Speaker
Description
The intersection of Quantum Computing and Machine Learning, known as Quantum Machine Learning (QML), presents significant potential for advancing data-intensive fields like astrophysics. Astrophysics increasingly relies on Deep Learning (DL) for handling vast datasets generated by ground-based and satellite experiments, though the potential of Quantum DL remains underexplored. This study evaluates Quantum Convolutional Neural Networks (QCNNs) for detecting Transient Gamma-Ray Bursts (GRBs), using data from Cherenkov Telescope Array (CTA) simulations. GRBs, classified into short and long-duration types, are critical astrophysical events requiring prompt detection.
Building on previous work, we applied QCNNs to GRB data, comparing their performance with classical Convolutional Neural Networks (CNNs). Our findings indicate that QCNNs achieve comparable accuracy, often exceeding 90%, with fewer parameters than classical CNNs, suggesting potential efficiency gains. However, QCNNs require longer training times due to current limitations in quantum computing technology.
We conducted comprehensive benchmarks, examining the impact of hyperparameters such as the number of qubits and encoding methods, including Data Reuploading. While increasing qubits and using sophisticated encodings generally improved performance, it also increased complexity and training time. QCNNs demonstrated robust performance on both time series and sky map datasets, maintaining high accuracy with fewer parameters.

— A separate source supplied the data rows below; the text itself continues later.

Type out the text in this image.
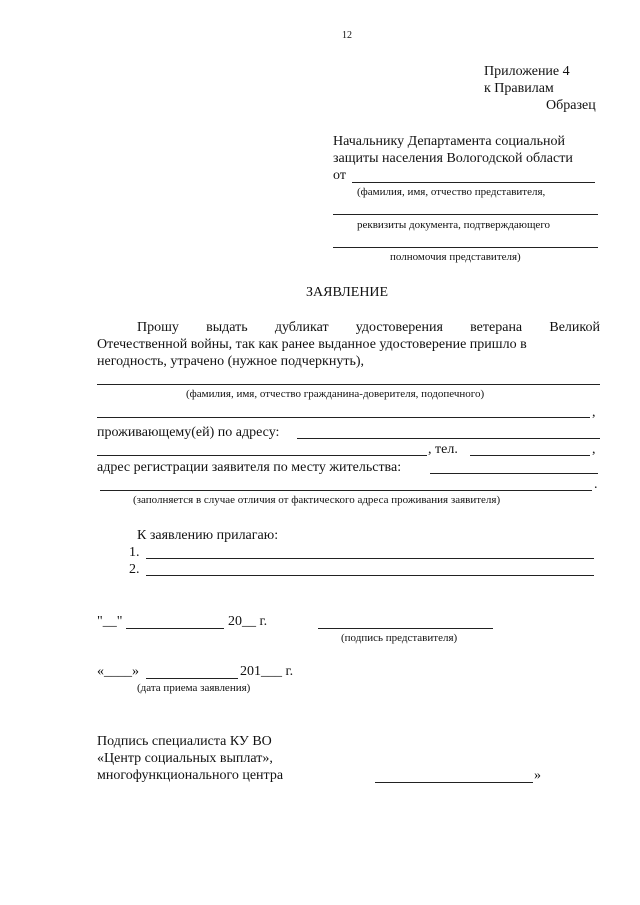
12
Приложение 4
к Правилам
Образец
Начальнику Департамента социальной
защиты населения Вологодской области
от
(фамилия, имя, отчество представителя,
реквизиты документа, подтверждающего
полномочия представителя)
ЗАЯВЛЕНИЕ
Прошу выдать дубликат удостоверения ветерана Великой
Отечественной войны, так как ранее выданное удостоверение пришло в
негодность, утрачено (нужное подчеркнуть),
(фамилия, имя, отчество гражданина-доверителя, подопечного)
,
проживающему(ей) по адресу:
, тел.	,
адрес регистрации заявителя по месту жительства:
.
(заполняется в случае отличия от фактического адреса проживания заявителя)
К заявлению прилагаю:
1.
2.
"__"	20__ г.
(подпись представителя)
«____»	201___ г.
(дата приема заявления)
Подпись специалиста КУ ВО
«Центр социальных выплат»,
многофункционального центра	»
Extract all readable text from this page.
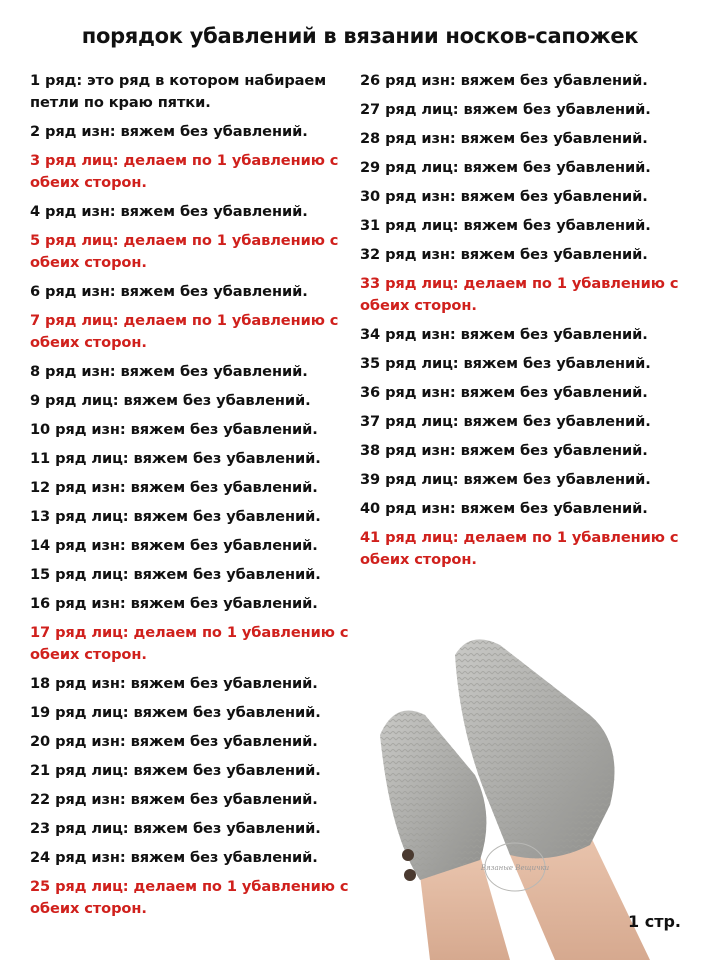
порядок убавлений в вязании носков-сапожек
1 ряд: это ряд в котором набираем петли по краю пятки.
2 ряд изн: вяжем без убавлений.
3 ряд лиц: делаем по 1 убавлению с обеих сторон.
4 ряд изн: вяжем без убавлений.
5 ряд лиц: делаем по 1 убавлению с обеих сторон.
6 ряд изн: вяжем без убавлений.
7 ряд лиц: делаем по 1 убавлению с обеих сторон.
8 ряд изн: вяжем без убавлений.
9 ряд лиц: вяжем без убавлений.
10 ряд изн: вяжем без убавлений.
11 ряд лиц: вяжем без убавлений.
12 ряд изн: вяжем без убавлений.
13 ряд лиц: вяжем без убавлений.
14 ряд изн: вяжем без убавлений.
15 ряд лиц: вяжем без убавлений.
16 ряд изн: вяжем без убавлений.
17 ряд лиц: делаем по 1 убавлению с обеих сторон.
18 ряд изн: вяжем без убавлений.
19 ряд лиц: вяжем без убавлений.
20 ряд изн: вяжем без убавлений.
21 ряд лиц: вяжем без убавлений.
22 ряд изн: вяжем без убавлений.
23 ряд лиц: вяжем без убавлений.
24 ряд изн: вяжем без убавлений.
25 ряд лиц: делаем по 1 убавлению с обеих сторон.
26 ряд изн: вяжем без убавлений.
27 ряд лиц: вяжем без убавлений.
28 ряд изн: вяжем без убавлений.
29 ряд лиц: вяжем без убавлений.
30 ряд изн: вяжем без убавлений.
31 ряд лиц: вяжем без убавлений.
32 ряд изн: вяжем без убавлений.
33 ряд лиц: делаем по 1 убавлению с обеих сторон.
34 ряд изн: вяжем без убавлений.
35 ряд лиц: вяжем без убавлений.
36 ряд изн: вяжем без убавлений.
37 ряд лиц: вяжем без убавлений.
38 ряд изн: вяжем без убавлений.
39 ряд лиц: вяжем без убавлений.
40 ряд изн: вяжем без убавлений.
41 ряд лиц: делаем по 1 убавлению с обеих сторон.
Вязаные Вещички
1 стр.
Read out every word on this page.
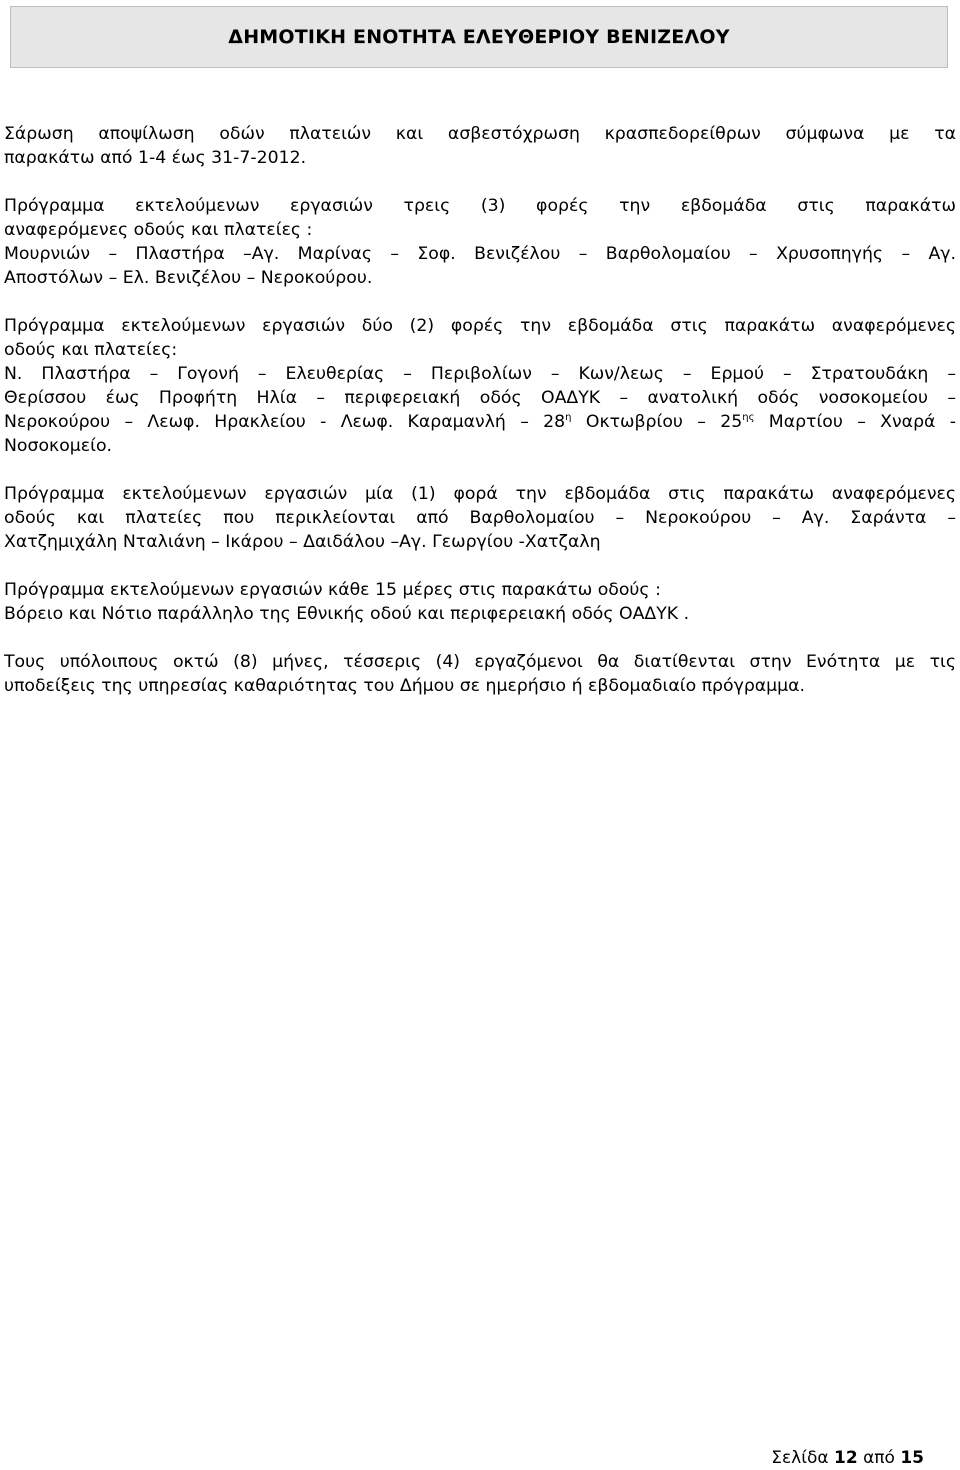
ΔΗΜΟΤΙΚΗ ΕΝΟΤΗΤΑ ΕΛΕΥΘΕΡΙΟΥ ΒΕΝΙΖΕΛΟΥ
Σάρωση αποψίλωση οδών πλατειών και ασβεστόχρωση κρασπεδορείθρων σύμφωνα με τα
παρακάτω από 1-4 έως 31-7-2012.
Πρόγραμμα εκτελούμενων εργασιών τρεις (3) φορές την εβδομάδα στις παρακάτω
αναφερόμενες οδούς και πλατείες :
Μουρνιών – Πλαστήρα –Αγ. Μαρίνας – Σοφ. Βενιζέλου – Βαρθολομαίου – Χρυσοπηγής – Αγ.
Αποστόλων – Ελ. Βενιζέλου – Νεροκούρου.
Πρόγραμμα εκτελούμενων εργασιών δύο (2) φορές την εβδομάδα στις παρακάτω αναφερόμενες
οδούς και πλατείες:
Ν. Πλαστήρα – Γογονή – Ελευθερίας – Περιβολίων – Κων/λεως – Ερμού – Στρατουδάκη –
Θερίσσου έως Προφήτη Ηλία – περιφερειακή οδός ΟΑΔΥΚ – ανατολική οδός νοσοκομείου –
Νεροκούρου – Λεωφ. Ηρακλείου - Λεωφ. Καραμανλή – $28^\eta$ Οκτωβρίου – $25^{\eta\varsigma}$ Μαρτίου – Χναρά -
Νοσοκομείο.
Πρόγραμμα εκτελούμενων εργασιών μία (1) φορά την εβδομάδα στις παρακάτω αναφερόμενες
οδούς και πλατείες που περικλείονται από Βαρθολομαίου – Νεροκούρου – Αγ. Σαράντα –
Χατζημιχάλη Νταλιάνη – Ικάρου – Δαιδάλου –Αγ. Γεωργίου -Χατζαλη
Πρόγραμμα εκτελούμενων εργασιών κάθε 15 μέρες στις παρακάτω οδούς :
Βόρειο και Νότιο παράλληλο της Εθνικής οδού και περιφερειακή οδός ΟΑΔΥΚ .
Τους υπόλοιπους οκτώ (8) μήνες, τέσσερις (4) εργαζόμενοι θα διατίθενται στην Ενότητα με τις
υποδείξεις της υπηρεσίας καθαριότητας του Δήμου σε ημερήσιο ή εβδομαδιαίο πρόγραμμα.
Σελίδα 12 από 15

This study, by exploring the application of QCNNs in astrophysics, highlighting their potential and limitations. While QCNNs show promise, especially in parameter efficiency, further optimization of quantum hardware and software is necessary for real-time applications. Our work lays the groundwork for future research, offering insights that could lead to significant advancements in the application of quantum neural networks in astrophysical data analysis.